Gente inadequada e que precisa ser escondida, o microconto Prato do dia dá uma boa ideia do estilo do autor e desses personagens que têm uma existência à margem da dignidade humana: "Vi hoje uma pequena família. Um homem. Uma mulher. Uma criança. Comia cada qual seu doce. Não vi tetos. Vi estradas. Na esquina havia uma moça distribuindo doces para degustação. Os três não degustavam.

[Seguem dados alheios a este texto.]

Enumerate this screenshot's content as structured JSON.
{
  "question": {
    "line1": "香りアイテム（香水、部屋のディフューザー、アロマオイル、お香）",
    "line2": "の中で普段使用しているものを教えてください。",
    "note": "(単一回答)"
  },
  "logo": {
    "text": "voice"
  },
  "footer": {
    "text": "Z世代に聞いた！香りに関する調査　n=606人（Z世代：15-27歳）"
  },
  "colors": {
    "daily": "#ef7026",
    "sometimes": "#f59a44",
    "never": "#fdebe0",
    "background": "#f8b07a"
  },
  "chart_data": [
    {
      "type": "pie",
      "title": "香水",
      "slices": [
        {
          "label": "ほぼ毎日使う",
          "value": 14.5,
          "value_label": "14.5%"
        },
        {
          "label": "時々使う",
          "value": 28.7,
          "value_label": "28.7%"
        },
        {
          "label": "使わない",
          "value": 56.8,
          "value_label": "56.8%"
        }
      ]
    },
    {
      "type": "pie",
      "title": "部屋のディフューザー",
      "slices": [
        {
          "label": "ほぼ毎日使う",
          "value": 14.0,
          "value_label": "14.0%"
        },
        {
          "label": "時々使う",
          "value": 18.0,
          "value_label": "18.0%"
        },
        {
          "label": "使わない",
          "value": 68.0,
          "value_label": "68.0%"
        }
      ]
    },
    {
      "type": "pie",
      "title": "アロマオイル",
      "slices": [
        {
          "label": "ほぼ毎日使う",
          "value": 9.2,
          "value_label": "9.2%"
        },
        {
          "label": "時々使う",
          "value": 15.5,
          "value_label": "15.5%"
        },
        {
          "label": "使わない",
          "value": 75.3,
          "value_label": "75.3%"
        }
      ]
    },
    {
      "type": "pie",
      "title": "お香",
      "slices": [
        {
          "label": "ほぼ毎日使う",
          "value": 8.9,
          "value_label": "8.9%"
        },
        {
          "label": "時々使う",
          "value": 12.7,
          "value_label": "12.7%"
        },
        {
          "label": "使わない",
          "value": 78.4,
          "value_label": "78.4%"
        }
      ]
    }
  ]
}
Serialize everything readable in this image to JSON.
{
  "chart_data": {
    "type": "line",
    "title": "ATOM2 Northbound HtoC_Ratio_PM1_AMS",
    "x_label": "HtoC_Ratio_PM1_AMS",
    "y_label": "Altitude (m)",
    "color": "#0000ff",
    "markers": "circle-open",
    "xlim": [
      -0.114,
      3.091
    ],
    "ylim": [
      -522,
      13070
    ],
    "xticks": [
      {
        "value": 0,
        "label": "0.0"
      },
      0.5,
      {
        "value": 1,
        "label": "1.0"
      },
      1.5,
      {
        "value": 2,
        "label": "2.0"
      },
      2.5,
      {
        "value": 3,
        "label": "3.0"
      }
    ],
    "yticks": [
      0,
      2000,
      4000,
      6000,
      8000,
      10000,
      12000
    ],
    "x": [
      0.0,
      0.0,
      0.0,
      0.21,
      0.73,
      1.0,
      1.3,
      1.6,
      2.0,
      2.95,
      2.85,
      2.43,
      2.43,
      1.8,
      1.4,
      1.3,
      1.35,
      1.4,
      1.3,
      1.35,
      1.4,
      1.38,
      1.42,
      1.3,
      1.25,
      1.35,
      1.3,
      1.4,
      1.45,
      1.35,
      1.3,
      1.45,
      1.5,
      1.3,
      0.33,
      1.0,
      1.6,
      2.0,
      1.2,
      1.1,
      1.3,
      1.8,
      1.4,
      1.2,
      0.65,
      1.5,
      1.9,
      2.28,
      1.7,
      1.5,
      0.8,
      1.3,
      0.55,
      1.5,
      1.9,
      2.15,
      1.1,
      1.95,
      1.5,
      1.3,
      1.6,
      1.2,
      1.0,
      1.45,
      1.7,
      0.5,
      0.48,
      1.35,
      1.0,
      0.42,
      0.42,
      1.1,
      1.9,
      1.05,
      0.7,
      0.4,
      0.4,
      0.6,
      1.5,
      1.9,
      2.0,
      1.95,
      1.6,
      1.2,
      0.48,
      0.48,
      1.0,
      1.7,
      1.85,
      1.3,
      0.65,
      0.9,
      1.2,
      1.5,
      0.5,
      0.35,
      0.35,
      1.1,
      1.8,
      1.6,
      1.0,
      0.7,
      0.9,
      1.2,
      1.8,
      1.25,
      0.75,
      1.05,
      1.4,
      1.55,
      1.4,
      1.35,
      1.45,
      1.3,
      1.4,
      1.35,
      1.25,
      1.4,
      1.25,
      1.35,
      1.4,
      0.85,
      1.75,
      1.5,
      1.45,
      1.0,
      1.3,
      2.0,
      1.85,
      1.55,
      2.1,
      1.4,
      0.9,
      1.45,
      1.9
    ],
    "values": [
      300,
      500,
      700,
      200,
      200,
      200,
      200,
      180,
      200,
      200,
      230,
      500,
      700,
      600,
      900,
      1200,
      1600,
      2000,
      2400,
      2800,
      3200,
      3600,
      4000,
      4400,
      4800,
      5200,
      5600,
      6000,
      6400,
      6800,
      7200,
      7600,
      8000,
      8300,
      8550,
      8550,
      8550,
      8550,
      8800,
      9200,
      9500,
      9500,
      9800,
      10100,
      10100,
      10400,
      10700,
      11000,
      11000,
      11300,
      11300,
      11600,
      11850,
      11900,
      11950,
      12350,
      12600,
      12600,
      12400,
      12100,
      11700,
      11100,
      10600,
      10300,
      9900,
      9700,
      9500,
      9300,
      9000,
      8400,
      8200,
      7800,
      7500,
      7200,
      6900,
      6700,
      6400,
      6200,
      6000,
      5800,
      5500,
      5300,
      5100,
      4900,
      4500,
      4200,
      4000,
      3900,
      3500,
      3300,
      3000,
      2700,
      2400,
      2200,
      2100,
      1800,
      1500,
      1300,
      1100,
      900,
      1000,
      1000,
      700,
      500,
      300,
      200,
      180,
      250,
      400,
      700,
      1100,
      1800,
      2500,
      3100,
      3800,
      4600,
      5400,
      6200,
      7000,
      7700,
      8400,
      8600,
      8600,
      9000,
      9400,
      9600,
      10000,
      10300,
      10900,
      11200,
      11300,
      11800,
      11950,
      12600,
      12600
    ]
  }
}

Era hora do almoço."

Em Carta à Princesa Isabel, a protagonista pede à filha para escrever uma carta reclamando que não é escrava, no entanto não consegue ser admitida na vaga de faxineira porque é negra e pobre, não tem "boa aparência"; já no conto O mar de Suely, uma doméstica que trabalhou por toda a sua vida para uma família, sem receber salário, se torna um peso e precisa ser descartada depois de velha. 

Carta à Princesa Isabel 
(Publicado pela primeira vez no livro misto Todo Verso Merece Um Dedo De Prosa

Senhora Dona Princesa, 

    Meu nome é Maria Rosa da Silva, tenho quarenta e cinco anos, moro em Campos dos Goytacazes. Escrevo para fazer uma reclamação. Sei que quando a senhora aboliu a escravidão no Brasil, fez com a melhor das intenções. Porém tem ocorrido o seguinte: não sou escrava e preciso trabalhar de alguma maneira, mas estão me tirando esse direito. Vou contar o que me aconteceu recentemente. Vi o anúncio de emprego em um restaurante e fui ao local bastante animada. A vaga era para trabalhar na limpeza. Sou faxineira bastante asseada e competente, já trabalhei em casa de muita madame e sempre recebi elogios. 

    Sou negra, pobre, estudei apenas até a segunda série do ensino fundamental, não tenho todos os dentes em perfeitas condições e minhas roupas estão bastante desgastadas pelo tempo. A dona do restaurante me olhou constrangida, me conduziu até a porta e disse que não queria gente como eu no estabelecimento dela. Como assim gente como eu? Ela não tirava os olhos do meu cabelo bastante desgrenhado, já que eram três horas da tarde e eu estava desde as oito da manhã na rua procurando emprego. Mas o estabelecimento dela não era lugar para mim. 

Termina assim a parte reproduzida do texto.